Awesome! I’ll have to check it out soon.
And one time at an Italian restaurant in Colorado, for a side I was served a package of Cool Ranch Doritos. I wouldn’t say it was a white tablecloth establishment, but it wasn’t exactly counter service either. Seemed like a standard hole in the wall italian place. I hear that that can be common around Colorado as well (like your experience with Italian bread in Boston).
Fun fact. Even though yellow margarine has been allowed in Wisconsin since 1964 restaurants are still forbidden from offering it as an only choice. A customer has to ask for it or both butter and oleo can be served together. This the fallout after the “Oleo Wars”. Oleo was allowed to be sold after a state Senator failed to identify butter in a blind taste test! When you crossed the state lines going out of Wisconsin back then there are stores with huge signs selling oleo. People made “oleo runs” to smuggle it into Wisconsin (and were arrested if caught).
Yeah, pretty much that. He doesn’t speak English, so i guess i don’t know what he calls them. I took them to be small, homemade egg rolls. I didn’t recall whether my sister-in-law referred to them as egg rolls or not.
At around the same time, i went to a Chinese restaurant in Dublin, where i was asked if i would like potatoes or rice with my food. They were surprised i asked for rice, and shocked when i asked for chopsticks, but they did have ordinary Chinese-restaurant-style plastic chopsticks.
Egg rolls - Fried
Spring rolls - Steamed
Right?
No, I’ve had fried spring rolls, which are still the thin papery crust, not the heavier crust of what i call an egg roll.
In various Chinese restaurants (whose clientele is almost all Chinese, so not American-Chinese) in both the USA and in mainland China, I’ve seen many varieties called spring rolls (literal translation). Some fried, some not. The fried ones have a thinner skin (and no bubbles) than the American-Chinese restaurant staple. Also much smaller. The spring roll is really a seasonal thing in China. Might vary by region. This is just my exposure. Most of my time in China has been in Beijing and Tianjin, but I’ve spent time in several other cities all over China (except Tibet and Xinjiang)
Vietnamese spring rolls are an entirely different thing. In transparent rice wrapper.
That’s what I’ve been calling a spring roll. You get them in Thai places as well. I stopped eating American Chinese food decades ago in favor of South Asian cusine.
Well, maybe my SIL’s father made Chinese spring rolls, then. They are more closely related to Chinese restaurant “egg rolls” than to Vietnamese restaurant “fried spring rolls”, though.

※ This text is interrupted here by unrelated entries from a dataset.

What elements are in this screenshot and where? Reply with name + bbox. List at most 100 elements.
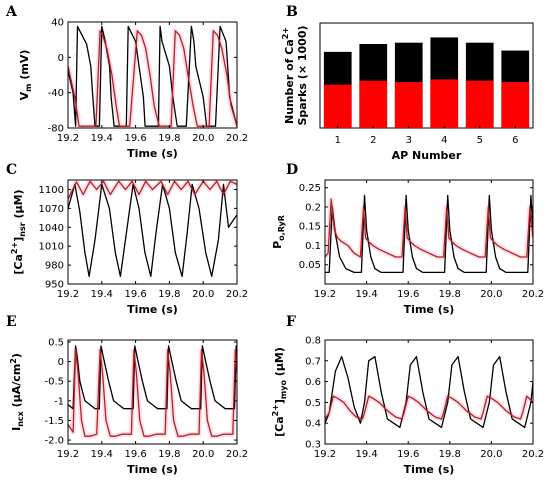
plot-area [68,25,237,128]
x-tick-label: 20.2 [226,449,248,460]
x-axis-label: Time (s) [127,463,178,476]
y-axis-label: [Ca2+]nsr (μM) [10,189,27,274]
y-tick-label: 40 [51,18,64,29]
y-tick-label: 0.05 [299,260,321,271]
plot-area [68,180,237,278]
x-tick-label: 6 [512,135,518,146]
y-label-part: I [10,427,23,431]
y-tick-label: 0.15 [299,222,321,233]
panel-e: E 19.2 19.4 19.6 19.8 20.0 20.2 -2.0 -1.5 -1 -0.5 0… [6,314,248,476]
y-tick-label: 0.2 [305,202,321,213]
panel-label-b: B [286,4,298,20]
plot-frame [319,22,534,129]
y-tick-label: 0 [58,53,64,64]
bar-red-4 [430,79,459,128]
y-label-subscript: m [24,84,33,92]
y-tick-label: 0 [58,357,64,368]
y-tick-label: 0.7 [305,356,321,367]
x-axis-label: Time (s) [404,463,455,476]
x-tick-label: 20.0 [192,289,214,300]
panel-label-c: C [6,162,17,178]
y-label-part: V [18,91,31,100]
panel-f: F 19.2 19.4 19.6 19.8 20.0 20.2 0.3 0.4 0.5 0.6 0.7… [271,314,544,476]
y-tick-label: 1070 [39,204,64,215]
y-label-part: [Ca [12,254,25,275]
y-label-part: (μM) [12,189,25,222]
bar-red-1 [323,84,352,128]
y-tick-label: 0.8 [305,336,321,347]
y-label-subscript: nsr [18,222,27,236]
trace-halo [68,347,237,439]
x-tick-label: 19.8 [158,449,180,460]
y-label-part: ] [12,237,25,242]
x-tick-label: 20.0 [192,449,214,460]
x-tick-label: 20.2 [226,289,248,300]
y-tick-label: 0.5 [305,398,321,409]
y-label-part: [Ca [273,416,286,437]
y-label-line2: Sparks (× 1000) [296,25,309,125]
bar-red-2 [359,80,388,128]
x-tick-label: 19.2 [57,289,79,300]
y-tick-label: 0.5 [48,337,64,348]
plot-area [68,345,237,439]
y-label-subscript: o,RyR [277,215,286,241]
plot-frame [67,179,238,285]
series-black-line [325,355,533,429]
series-red-line [68,349,237,437]
y-tick-label: 0.1 [305,241,321,252]
panel-c: C 19.2 19.4 19.6 19.8 20.0 20.2 950 980 1010 1040 1… [6,162,248,316]
y-label-subscript: myo [279,380,288,400]
panel-label-f: F [286,314,296,330]
y-tick-label: 1040 [39,223,64,234]
panel-label-d: D [286,162,298,178]
x-tick-label: 19.2 [314,449,336,460]
y-axis-label: Number of Ca2+ Sparks (× 1000) [281,25,309,125]
x-tick-label: 4 [441,135,447,146]
x-tick-label: 20.0 [480,449,502,460]
series-red-line [325,198,533,258]
y-axis-label: Po,RyR [271,215,286,249]
y-tick-label: -2.0 [44,436,64,447]
x-tick-label: 19.8 [439,449,461,460]
x-axis-label: Time (s) [404,303,455,316]
x-tick-label: 19.6 [124,449,146,460]
x-tick-label: 19.6 [397,449,419,460]
x-tick-label: 1 [335,135,341,146]
y-label-part: ) [10,353,23,358]
plot-area [325,355,533,429]
series-red-line [68,30,237,127]
x-tick-label: 3 [406,135,412,146]
panel-a: A 19.2 19.4 19.6 19.8 20.0 20.2 -80 -40 0 40 Time (… [5,4,248,160]
y-tick-label: 1010 [39,242,64,253]
y-tick-label: 980 [45,261,64,272]
plot-frame [324,179,534,285]
y-label-superscript: 2 [9,358,18,364]
y-tick-label: 0.6 [305,377,321,388]
x-axis-label: Time (s) [127,147,178,160]
x-tick-label: 20.2 [522,289,544,300]
x-tick-label: 19.6 [124,133,146,144]
y-axis-label: [Ca2+]myo (μM) [271,347,288,437]
series-black-line [68,183,237,278]
x-tick-label: 19.6 [397,289,419,300]
x-tick-label: 20.2 [226,133,248,144]
plot-area [325,194,533,274]
x-tick-label: 19.4 [91,133,113,144]
series-red-line [68,180,237,200]
y-tick-label: -0.5 [44,377,64,388]
x-axis-label: AP Number [392,149,462,162]
panel-label-e: E [6,314,17,330]
y-tick-label: -1.5 [44,416,64,427]
plot-frame [324,339,534,445]
y-label-line1: Number of Ca [283,39,296,124]
trace-halo [325,393,533,422]
x-tick-label: 20.0 [480,289,502,300]
x-tick-label: 20.2 [522,449,544,460]
plot-frame [67,339,238,445]
x-tick-label: 19.8 [439,289,461,300]
x-tick-label: 2 [370,135,376,146]
x-tick-label: 19.2 [57,133,79,144]
y-tick-label: 0.3 [305,440,321,451]
y-tick-label: -80 [48,124,64,135]
x-tick-label: 19.2 [57,449,79,460]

Local to the New Orleans area, “spring rolls” at Chinese restaurants are invariably fried and are essentially as puzzlegal and pulykamell described above (see pic in this post).
New Orleans has been the destination for a large portion of the 1970s Vietnamese diaspora. Accordingly, there are now many Vietnamese restaurants in the metro area. Somewhat confusingly, Vietnamese gỏi cuốn (pictured in ParallelLines post upthread) are also usually also called “spring rolls” around here … but very occasionally also called “summer rolls” on some menus. Needless to say, conflation between Chinese spring rolls and Vietnamese spring rolls is common.
IMO, anyplace that calls itself a steak house should serve steak au poivre, yet few of them do. Also, a high end Italian restaurant should have carbonara and cacio e pepe on the menu, but seldom do. I suppose they’re catering to local demand, but it’s frustrating.
…what’s the base? Your recipe doesn’t include any liquid.
It does say soak. So I’m assuming the dried peppers are soaked in whatever liquid you prefer (Corona or Tecate would be my choice for this dish), which means the rehydrated peppers along with the rest (especially the onion) would probably be enough to get a nice thick blended sauce, especially if you add some of the remaining soaking liquid.
Yeah. You can get the sauce but not the bark.
Oh man I miss weird Chinese food white bread rolls. Usually served at places that brought those little fire pots to your table to warm up your Pu Pu platters. I don’t think any of my local places do that any more and the one I remember best in Wakefield closed.
One of my favorite go-to things to get at Chinese restaurants is an order of pork strips. To me, that was always like a pork loin covered in an Ah So-style sauce, sliced into medallions so it was a white circle with a red, sweet circumference. I was in some other state and ordered them and I got like… strips. Darker pork, rectangular chunks. I’m sure they tasted ok for what they were, and would be really nice chopped up a little smaller in a fried rice, but not my white circles.
Yep. I usually do the soak in plain water with a little chicken stock (very little) added as necessary. The fresher the onion the more liquid you get as well.
Oddly, in my five years living in China, the only place I ever was offered spring rolls or egg rolls was the Hanoi Hilton hotel restaurant. Hanoi, as you certainly know, is not inside China.
Chinese food, of course, is highly regional, and I lived in the worst food region (Jiangsu), but travelled extensively to the best food region (Chongqing), and had street food from internal migrants of the second best food region (Xinjiang). Lots of travel to Shanghai, Suzhou, Beijing, some to Harbin, Xishuangbanna, etc., nary an eggroll to be found.
I asked my wife where they eat egg rolls in China and she said “we don’t.” “Egg rolls aren’t Chinese?” “No!”
It’s possible that she’s just touchy because I refused to eat her Anhui-style hot, wilted, cooked lettuce side dish for dinner tonight. It was really good red leaf, and would have contributed toward an excellent salad. Oh, well.
I was saying they have spring rolls in China not Chinese-American egg rolls. And they are seasonal.
Are you saying you never saw these in China. Neither the finished product, nor the frozen wrappers in a supermarket?
Wilted lettuce is excellent. My wife makes Thai noodles and sometimes just adds chopped romaine lettuce as the green along what the meat (usually beef). Cooked quickly and still crunchy it is great.
Weirdly enough, it’s those sticky tables and the smell of the “maple” syrup that defines a Waffle House visit for me. Maybe it’s because I usually only eat there when it’s the only option (i.e. late night or Christmas Day) but the atmosphere actually gives me a bit of nostalgia.